Traditional music in Ivory Coast
By Konin Aka
Located in West Africa, Ivory Coast is home to an ethnic mosaic that officially counts sixty ethnolinguistic groups. In relation to its cultural centers, Ivory Coast has a rich and diverse musical heritage. This is evidenced by the inscription of ‘AfounkahaGbofe of the Music of the Transverse Trumps of the Tagbana Community’ and ‘Djéguélé, pentatonic balafon of the Senufo of Ivory Coast’ on the Representative List of the Intangible Cultural Heritage of UNESCO the Ivory Coast.’ What are the components of this musical heritage?
Traditional musical instruments
Ivory Coast has an endless variety of traditional musical instruments. Despite their great diversity, the musical instruments used by the Ivorian population can in most cases fall into one of the traditional categories in use in the West. According to their acoustic principle, they are divided into idiophones, membranophones, chordophones or aerophones.
Apart from local musical instruments, there are also non-local instruments - instruments imported from the West (eg. brass, harmonicas, accordions) that have been integrated into traditional orchestras, musical accessories (eg. bells, cowbells) and other rhythm instruments. Idiophones and membranophones, more and more diverse in Ivory Coast, are very predominant in the south. On the contrary, in the North, one encounters more and more aerophones and membranophones.
Idiophones are instruments producing sounds by themselves. When used, the material from which they are made vibrates and produces a sound. The numerous instruments that reflect the idiophones category can be grouped according to their principle of resonance: they can be rattled, collided, scraped, shaken, pinched. This category of instruments is the richest and most widespread in Ivorian heritage. It includes several instruments, the main ones being resonating xylophones on banana trunks, wooden drums, bells, claves or clappers, rattles (calabash, basketry, box) rattles, bells, castanets, sanzas and water drums.
Membranophones are instruments where the sound is produced by the vibration of one or two stretched membranes, when beaten or, more rarely, rubbed. The drums are membranophones and are distinguished by the shape, the number of skins and the manner in which they are arranged. The drums in Ivory Coast have a resonant wooden box of clay, gourd or metal. They are of great variety: for example, drums pegged to a skin, drum laced with a skin, drum with two laced skins, armpit drums, hourglass pottery drums, gourd drums, frame drums, drums metal drum, and the timpani.
Membranophones (or strings) have strained strings resonating when pinched (by the fingers or a plectrum), rubbed, beaten or driven by the wind.Membranophones are often provided with a resonance body to enhance the sound. The calabash is primarily a sounding board for all strings except the lute that his wood. Membranophones that are represented in Ivory Coast are typically plucked or beaten. Among plucked instruments are lutes, harps, lutes, harps, musical bows, and traditional guitars. Hit string instruments include bark zithers.
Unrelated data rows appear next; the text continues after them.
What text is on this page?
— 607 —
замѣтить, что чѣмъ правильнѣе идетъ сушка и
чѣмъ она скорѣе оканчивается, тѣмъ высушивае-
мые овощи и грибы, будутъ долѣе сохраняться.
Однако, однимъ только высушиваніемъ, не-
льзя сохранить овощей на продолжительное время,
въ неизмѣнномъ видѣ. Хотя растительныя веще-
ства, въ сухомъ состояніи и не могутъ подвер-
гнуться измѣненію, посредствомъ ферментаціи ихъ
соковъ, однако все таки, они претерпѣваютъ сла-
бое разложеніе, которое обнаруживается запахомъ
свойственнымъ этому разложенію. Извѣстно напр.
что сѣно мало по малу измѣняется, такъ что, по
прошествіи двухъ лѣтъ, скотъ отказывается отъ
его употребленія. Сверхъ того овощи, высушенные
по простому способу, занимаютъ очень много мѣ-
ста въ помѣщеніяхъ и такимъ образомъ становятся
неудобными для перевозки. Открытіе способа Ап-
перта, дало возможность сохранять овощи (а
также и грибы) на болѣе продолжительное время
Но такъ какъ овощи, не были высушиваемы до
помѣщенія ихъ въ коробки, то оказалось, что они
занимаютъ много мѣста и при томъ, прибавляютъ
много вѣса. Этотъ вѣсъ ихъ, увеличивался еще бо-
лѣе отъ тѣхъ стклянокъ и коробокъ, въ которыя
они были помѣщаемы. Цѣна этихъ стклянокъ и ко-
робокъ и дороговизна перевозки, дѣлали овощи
Aerophones (also called air or wind instruments) are those in which a certain quantity of air is made to vibrate through or around it. Contained in a cavity, air can be moved by the straight edge through a pipe (eg. flute), by the action of a single reed (eg. clarinet) or by the vibration of the lips (eg. trumpets). In Ivory Coast, aerophones fall into two main groups: free and blown aerophones. Free aerophones include the rhombus and the 'whistle whirling’ observed by ethnomusicologist Hugo Zemp. As for blown aerophones, they range from trumpets (horns of cattle, ivory or wood)to flutes and whistles.
Traditional genres
Like its mosaic of ethnic groups, Ivory Coast has a diversity of traditional musical styles, which can be divided into two major categories:
- Sacred or ritual music: associated with ritual practices, often requiring initiation (men, women, children).
- Secular or popular music: a brand of ‘borrowed’ music that is often danced on the occasion of popular festivals, and also work music. The social status of traditional musicians
The musician, like any individual, is a member of society. He or she participates as such in the activities of man. But because of his or her musical specialization, his or her place is often different and very specific. Thus, in Ivory Coast, we have amateur musicians, semi-professional and professional musicians (eg. harp-lute players from Baoule), caste musicians (eg. djéli Malinke griots, Noumou Malinke blacksmiths, Senufo Fonon blacksmiths, Koulangodanlèse blacksmiths and musicians from some Akan societies), specialist musicians, freelance musicians, part-time musicians and solo musicians.
Conclusion
This overview text allows us to appreciate the richness and diversity of the musical heritage of Ivory Coast. But several threats to this intangible heritage exist - most notably the decline of traditions and the marginalization of traditional cultures, the rise in urban migration, new technology, urbanization, Westernization, and even the depletion of plant species used in the manufacture of music instruments and dance accessories.